Avec WIXIW, la bande new-yorkaise de Liars change une fois de plus de style... mais cette fois, nos gaillards abandonnent carrément le rock ! La transformation est totale et c'est un groupe d'electro qui resurgit, pas loin de Cold Cave et consorts. On pense au Kid A de Radiohead, mais au final, le fond de la musique de Liars se trouve presque inchangé par rapport aux précédentes sorties.
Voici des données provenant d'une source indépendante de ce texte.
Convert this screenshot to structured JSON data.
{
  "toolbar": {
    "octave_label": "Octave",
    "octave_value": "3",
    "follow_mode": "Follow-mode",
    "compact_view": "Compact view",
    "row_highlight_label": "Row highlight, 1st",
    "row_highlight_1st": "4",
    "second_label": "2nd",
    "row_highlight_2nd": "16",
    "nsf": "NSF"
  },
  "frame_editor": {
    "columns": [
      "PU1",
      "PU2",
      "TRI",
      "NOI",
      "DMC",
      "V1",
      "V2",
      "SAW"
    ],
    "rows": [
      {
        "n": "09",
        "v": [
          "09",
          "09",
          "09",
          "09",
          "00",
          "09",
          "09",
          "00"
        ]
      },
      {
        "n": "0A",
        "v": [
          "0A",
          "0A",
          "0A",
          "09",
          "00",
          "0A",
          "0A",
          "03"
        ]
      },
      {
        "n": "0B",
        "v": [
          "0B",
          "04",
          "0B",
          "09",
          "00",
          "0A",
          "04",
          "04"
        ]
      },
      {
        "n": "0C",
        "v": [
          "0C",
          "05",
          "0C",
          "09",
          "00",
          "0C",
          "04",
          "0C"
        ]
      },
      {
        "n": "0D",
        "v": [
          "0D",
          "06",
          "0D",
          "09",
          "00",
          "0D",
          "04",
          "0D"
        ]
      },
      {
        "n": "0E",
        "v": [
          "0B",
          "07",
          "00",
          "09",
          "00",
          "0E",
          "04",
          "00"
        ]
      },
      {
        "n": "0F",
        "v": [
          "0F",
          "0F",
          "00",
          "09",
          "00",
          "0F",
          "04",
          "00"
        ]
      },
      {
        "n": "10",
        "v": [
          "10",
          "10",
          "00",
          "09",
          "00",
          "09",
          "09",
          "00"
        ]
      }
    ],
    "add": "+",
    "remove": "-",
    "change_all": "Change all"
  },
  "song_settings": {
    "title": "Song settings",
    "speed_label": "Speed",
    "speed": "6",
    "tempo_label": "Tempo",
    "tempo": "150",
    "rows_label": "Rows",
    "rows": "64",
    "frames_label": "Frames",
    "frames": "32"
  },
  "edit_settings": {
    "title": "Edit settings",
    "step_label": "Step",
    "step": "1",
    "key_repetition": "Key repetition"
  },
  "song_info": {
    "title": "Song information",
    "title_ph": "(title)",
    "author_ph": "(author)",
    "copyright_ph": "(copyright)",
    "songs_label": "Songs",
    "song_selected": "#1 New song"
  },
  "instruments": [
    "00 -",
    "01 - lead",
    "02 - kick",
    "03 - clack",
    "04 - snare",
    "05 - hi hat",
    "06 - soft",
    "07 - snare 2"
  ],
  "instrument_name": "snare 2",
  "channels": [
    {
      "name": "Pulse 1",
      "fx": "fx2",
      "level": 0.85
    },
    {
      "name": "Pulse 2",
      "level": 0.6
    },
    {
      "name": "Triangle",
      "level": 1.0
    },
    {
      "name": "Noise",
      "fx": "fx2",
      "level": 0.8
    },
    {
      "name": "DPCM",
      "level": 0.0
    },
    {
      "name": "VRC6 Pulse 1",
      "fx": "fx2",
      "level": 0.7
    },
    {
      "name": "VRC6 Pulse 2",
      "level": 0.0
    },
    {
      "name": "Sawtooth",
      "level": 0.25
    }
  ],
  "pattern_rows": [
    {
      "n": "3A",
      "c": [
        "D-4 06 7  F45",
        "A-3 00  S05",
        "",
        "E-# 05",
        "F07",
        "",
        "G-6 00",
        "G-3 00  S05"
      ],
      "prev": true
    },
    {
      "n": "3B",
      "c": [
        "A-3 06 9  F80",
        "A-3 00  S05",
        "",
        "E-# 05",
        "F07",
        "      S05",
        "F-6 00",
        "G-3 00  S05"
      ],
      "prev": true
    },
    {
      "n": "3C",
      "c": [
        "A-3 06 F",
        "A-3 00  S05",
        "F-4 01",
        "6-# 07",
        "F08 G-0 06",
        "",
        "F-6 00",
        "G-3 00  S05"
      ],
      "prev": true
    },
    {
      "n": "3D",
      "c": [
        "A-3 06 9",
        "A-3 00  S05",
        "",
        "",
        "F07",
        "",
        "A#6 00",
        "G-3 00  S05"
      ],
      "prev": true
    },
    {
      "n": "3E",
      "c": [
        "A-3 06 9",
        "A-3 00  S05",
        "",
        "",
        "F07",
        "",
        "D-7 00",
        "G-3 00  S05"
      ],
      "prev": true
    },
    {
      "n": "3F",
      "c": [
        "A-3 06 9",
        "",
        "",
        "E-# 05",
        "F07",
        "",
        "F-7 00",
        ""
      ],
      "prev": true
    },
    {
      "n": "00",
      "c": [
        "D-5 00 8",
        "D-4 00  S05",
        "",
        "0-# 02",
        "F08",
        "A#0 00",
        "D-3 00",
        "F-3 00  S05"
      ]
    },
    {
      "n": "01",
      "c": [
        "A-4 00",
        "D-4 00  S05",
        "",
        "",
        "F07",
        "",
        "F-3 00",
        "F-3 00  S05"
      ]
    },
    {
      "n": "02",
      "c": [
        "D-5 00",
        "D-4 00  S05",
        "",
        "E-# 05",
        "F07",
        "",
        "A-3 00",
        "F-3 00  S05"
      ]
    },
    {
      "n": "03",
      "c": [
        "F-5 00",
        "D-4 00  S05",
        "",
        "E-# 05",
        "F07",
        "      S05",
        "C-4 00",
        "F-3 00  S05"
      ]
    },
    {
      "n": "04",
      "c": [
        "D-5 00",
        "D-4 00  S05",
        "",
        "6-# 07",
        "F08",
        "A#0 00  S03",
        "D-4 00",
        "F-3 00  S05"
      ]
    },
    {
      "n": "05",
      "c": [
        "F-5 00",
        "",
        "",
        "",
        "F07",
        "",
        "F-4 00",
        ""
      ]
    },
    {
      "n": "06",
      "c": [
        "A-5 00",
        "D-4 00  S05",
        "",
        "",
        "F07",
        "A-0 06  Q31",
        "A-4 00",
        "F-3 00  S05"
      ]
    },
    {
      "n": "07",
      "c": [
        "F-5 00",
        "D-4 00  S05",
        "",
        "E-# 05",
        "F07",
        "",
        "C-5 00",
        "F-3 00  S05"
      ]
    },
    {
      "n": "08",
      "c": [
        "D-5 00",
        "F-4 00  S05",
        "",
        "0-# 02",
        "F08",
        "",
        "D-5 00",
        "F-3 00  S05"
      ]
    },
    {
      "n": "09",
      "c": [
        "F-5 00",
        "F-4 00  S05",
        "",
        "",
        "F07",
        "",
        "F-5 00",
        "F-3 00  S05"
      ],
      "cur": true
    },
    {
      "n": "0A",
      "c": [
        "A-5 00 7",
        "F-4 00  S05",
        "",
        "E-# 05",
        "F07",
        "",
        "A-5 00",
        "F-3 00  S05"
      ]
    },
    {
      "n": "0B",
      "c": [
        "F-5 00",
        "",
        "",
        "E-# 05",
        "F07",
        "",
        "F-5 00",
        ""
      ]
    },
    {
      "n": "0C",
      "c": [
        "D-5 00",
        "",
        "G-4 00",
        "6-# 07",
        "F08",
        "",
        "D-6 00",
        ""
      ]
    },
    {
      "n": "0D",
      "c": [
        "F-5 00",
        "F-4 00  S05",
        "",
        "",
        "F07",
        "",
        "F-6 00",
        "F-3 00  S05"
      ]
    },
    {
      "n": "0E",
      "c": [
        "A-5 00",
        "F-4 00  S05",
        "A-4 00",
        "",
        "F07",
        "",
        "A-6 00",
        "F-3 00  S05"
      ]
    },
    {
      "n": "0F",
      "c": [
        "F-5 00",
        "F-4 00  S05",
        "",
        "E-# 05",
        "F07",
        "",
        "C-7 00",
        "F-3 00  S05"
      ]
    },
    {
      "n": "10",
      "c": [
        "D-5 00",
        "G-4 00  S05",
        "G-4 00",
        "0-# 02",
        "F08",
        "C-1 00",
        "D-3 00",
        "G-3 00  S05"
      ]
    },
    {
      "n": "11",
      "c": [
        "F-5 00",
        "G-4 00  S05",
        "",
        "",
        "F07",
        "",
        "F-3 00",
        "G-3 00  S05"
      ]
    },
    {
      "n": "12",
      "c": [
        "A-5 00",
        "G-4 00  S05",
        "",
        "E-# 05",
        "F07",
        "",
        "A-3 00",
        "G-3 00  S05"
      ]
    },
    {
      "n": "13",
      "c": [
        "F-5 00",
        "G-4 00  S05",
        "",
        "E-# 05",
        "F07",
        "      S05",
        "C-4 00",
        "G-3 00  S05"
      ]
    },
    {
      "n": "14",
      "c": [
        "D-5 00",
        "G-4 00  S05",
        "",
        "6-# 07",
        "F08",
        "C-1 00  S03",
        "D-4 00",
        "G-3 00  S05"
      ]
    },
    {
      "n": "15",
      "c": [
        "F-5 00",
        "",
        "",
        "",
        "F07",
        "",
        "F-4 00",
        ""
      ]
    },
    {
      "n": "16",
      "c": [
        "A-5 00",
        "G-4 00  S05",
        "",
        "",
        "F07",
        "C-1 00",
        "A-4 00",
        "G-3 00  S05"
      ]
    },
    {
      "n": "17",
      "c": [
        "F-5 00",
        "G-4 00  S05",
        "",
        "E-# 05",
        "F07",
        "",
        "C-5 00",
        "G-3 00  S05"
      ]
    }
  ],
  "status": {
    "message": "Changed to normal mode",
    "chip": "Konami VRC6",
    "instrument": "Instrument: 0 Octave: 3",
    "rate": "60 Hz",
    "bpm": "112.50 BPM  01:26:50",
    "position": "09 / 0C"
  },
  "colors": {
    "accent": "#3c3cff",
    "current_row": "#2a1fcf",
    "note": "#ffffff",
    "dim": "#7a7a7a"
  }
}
La douceur menaçante dont le groupe s'était paré depuis leur deuxième album est toujours présente, amplifiée même par les boucles de synthés hypnotiques et les percussions digitales métronomiques qui nous ramènent aux années 80.
Aussi monochrome que sa pochette ou que l'album éponyme du groupe sorti en 2007, WIXIW n'est néanmoins pas aussi varié dans ses climats et son instrumentation que ses prédécesseurs. Dès le titre d'introduction "The Exact Colour Of Doubt", on glisse vers un univers de plus en plus oppressant où décidément, quelque chose cloche.
En chemin, on croisera tout de même quelques éclaircies telles le single et morceau phare de l'album, "No.1 Against The Rush", petite merveille plus aérée et mélodique que le reste du disque (ou de la discographie du groupe), au refrain particulièrement poignant. Quant à "Brats", situé en fin d'album, il s'agit de la seule véritable excursion sur le dancefloor, mais l'efficacité est au rendez-vous avec un rythme diablement accrocheur.
Le malaise atteint son paroxysme sur "Ill Valley Prodigies", courte et bancale ballade vaguement folk sur fond de sinistres croassement de corbeaux. On accueille alors le morceau-titre "WIXIW" avec soulagement, tant il semble plein de vie et de passion en comparaison. Pourtant l'atmosphère n'y est pas tellement plus guillerette, empreinte même d'une certaine gravité tournant à l'épique au refrain.
Liars ne réinventent certainement pas le cacao en poudre ni l'eau bouillie avec cet album, mais leur nouvel habillage électronique souligne à merveille ce qui à mon avis fait le sel de leur musique, à savoir cette menace inconnue et diaphane qui plane en permanence.